As Brooks has said in the past, a lot of the anti-AI crowd are high-profile people in the technology industry, not the AI industry. Brooks wrote a blog in Nov. 2014 addressing AI fears, and the following is too good to not re-share:
” I say relax. Chill. This all comes from some fundamental misunderstandings of the nature of the undeniable progress that is being made in AI, and from a misunderstanding of how far we really are from having volitional or intentional artificially intelligent beings, whether they be deeply benevolent or malevolent.
“By the way, this is not a new fear, and we’ve seen it played out in movies for a long time, from “2001: A Space Odyssey”, in 1968, “Colossus: The Forbin Project” in 1970, through many others, and then “I, Robot” in 2004. In all cases a computer decided that humans couldn’t be trusted to run things and started murdering them. The computer knew better than the people who built them, so it started killing them. (Fortunately that doesn’t happen with most teenagers, who always know better than the parents who built them.)

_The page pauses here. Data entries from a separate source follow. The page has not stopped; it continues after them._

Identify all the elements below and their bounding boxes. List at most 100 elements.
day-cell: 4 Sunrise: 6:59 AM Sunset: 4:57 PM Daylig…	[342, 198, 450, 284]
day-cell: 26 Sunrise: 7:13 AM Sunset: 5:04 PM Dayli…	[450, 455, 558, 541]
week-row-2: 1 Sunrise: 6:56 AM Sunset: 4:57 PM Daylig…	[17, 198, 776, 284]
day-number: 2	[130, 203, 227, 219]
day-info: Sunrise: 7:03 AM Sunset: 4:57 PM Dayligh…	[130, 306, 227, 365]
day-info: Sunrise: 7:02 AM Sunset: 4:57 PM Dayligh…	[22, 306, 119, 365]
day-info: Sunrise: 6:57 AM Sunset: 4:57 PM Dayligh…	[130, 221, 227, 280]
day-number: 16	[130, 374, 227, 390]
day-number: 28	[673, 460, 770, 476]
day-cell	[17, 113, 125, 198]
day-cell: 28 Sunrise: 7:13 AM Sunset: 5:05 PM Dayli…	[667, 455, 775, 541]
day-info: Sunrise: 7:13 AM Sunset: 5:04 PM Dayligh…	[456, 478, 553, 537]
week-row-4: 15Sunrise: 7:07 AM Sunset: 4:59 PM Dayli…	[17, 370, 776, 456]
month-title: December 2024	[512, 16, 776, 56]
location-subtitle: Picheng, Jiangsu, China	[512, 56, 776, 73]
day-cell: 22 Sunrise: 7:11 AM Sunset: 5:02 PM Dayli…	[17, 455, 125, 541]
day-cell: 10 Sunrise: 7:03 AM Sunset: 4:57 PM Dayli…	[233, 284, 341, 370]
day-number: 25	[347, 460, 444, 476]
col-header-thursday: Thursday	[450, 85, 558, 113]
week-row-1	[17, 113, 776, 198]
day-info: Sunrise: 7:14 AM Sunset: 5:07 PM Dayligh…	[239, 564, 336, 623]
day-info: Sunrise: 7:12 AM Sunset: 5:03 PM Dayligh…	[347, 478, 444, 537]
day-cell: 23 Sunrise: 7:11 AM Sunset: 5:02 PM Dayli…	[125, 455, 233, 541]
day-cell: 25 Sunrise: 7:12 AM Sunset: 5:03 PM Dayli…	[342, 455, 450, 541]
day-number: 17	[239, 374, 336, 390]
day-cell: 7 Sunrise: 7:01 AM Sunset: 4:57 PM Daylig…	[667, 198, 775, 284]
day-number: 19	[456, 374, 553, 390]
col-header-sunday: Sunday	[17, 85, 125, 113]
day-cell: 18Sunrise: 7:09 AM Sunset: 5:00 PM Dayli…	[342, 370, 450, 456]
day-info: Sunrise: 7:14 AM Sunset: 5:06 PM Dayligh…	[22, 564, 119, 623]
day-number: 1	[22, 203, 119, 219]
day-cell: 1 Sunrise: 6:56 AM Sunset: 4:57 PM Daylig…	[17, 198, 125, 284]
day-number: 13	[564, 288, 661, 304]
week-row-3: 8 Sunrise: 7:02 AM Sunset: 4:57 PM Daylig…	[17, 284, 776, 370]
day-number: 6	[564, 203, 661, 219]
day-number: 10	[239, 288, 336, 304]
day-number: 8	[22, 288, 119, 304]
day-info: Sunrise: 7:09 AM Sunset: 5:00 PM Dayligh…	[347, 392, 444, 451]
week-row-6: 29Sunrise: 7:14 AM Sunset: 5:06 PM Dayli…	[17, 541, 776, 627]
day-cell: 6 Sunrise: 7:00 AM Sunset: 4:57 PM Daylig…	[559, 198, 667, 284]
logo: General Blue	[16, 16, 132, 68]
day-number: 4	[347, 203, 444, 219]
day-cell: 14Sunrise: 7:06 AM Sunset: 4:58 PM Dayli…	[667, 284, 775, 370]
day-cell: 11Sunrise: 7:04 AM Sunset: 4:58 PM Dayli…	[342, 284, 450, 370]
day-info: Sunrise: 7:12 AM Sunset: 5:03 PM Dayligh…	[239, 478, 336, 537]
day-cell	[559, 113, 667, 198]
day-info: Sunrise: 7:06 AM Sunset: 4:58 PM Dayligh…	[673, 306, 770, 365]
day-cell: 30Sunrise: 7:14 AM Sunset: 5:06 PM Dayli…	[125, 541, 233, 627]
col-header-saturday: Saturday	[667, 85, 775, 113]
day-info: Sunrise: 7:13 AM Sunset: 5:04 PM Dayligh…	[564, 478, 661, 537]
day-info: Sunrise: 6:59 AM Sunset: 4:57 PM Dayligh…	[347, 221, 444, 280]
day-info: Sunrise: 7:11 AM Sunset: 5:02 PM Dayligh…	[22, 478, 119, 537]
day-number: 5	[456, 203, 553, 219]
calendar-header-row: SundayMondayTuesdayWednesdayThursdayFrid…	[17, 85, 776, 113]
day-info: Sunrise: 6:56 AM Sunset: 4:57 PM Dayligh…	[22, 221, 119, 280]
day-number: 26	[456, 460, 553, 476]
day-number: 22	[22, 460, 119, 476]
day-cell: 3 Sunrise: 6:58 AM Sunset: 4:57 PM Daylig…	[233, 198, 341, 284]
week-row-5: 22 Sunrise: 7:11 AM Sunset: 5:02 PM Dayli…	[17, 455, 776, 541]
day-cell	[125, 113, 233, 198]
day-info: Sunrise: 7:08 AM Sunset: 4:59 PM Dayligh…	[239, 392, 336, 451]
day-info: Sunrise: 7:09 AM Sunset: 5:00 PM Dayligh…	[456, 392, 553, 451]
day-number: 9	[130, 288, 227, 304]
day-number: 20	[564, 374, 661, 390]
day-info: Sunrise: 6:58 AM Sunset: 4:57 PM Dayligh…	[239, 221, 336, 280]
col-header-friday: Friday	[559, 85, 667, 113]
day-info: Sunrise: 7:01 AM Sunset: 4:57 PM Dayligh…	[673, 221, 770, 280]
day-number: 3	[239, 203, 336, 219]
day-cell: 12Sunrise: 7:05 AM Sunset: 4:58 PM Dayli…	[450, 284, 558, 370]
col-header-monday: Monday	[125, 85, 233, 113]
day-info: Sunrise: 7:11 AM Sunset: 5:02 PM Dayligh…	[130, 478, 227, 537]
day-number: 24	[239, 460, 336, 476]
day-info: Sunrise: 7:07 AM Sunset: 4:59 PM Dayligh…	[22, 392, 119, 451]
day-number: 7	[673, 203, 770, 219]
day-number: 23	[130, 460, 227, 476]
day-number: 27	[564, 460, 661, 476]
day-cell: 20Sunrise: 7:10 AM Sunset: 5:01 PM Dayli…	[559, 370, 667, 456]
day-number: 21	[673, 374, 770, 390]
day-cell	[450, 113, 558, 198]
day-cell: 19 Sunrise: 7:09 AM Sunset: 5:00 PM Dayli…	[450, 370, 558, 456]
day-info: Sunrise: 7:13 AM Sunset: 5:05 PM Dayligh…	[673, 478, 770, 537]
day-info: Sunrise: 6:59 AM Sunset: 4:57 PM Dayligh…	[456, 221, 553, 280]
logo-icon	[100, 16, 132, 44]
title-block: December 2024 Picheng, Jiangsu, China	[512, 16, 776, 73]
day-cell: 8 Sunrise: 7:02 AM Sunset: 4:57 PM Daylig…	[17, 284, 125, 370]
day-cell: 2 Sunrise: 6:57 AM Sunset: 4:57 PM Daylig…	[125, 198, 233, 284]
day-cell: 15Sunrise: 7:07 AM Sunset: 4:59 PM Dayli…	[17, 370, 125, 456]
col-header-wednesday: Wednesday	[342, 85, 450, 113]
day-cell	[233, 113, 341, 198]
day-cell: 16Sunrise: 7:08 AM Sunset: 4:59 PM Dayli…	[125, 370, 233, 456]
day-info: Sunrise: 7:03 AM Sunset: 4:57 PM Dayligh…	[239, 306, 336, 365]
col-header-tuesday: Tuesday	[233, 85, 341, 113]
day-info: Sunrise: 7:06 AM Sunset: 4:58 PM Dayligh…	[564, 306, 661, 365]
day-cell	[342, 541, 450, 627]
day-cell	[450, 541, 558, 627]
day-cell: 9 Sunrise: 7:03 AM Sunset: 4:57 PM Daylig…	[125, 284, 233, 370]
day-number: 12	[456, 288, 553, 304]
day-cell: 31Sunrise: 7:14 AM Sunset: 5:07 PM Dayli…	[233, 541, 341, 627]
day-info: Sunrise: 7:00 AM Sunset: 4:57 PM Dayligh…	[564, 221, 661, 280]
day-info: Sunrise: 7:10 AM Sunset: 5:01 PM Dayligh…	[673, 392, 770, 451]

“I think it is a mistake to be worrying about us developing malevolent AI anytime in the next few hundred years. I think the worry stems from a fundamental error in not distinguishing the difference between the very real recent advances in a particular aspect of AI, and the enormity and complexity of building sentient volitional intelligence. Recent advances in deep machine learning let us teach our machines things like how to distinguish classes of inputs and to fit curves to time data. This lets our machines “know” whether an image is that of a cat or not, or to “know” what is about to fail as the temperature increases in a particular sensor inside a jet engine. But this is only part of being intelligent, and Moore’s Law applied to this very real technical advance will not by itself bring about human level or super human level intelligence. While deep learning may come up with a category of things appearing in videos that correlates with cats, it doesn’t help very much at all in “knowing” what catness is, as distinct from dogness, nor that those concepts are much more similar to each other than to salamanderness. And deep learning does not help in giving a machine “intent”, or any overarching goals or “wants”. And it doesn’t help a machine explain how it is that it “knows” something, or what the implications of the knowledge are, or when that knowledge might be applicable, or counterfactually what would be the consequences of that knowledge being false. Malevolent AI would need all these capabilities, and then some. Both an intent to do something and an understanding of human goals, motivations, and behaviors would be keys to being evil towards humans.”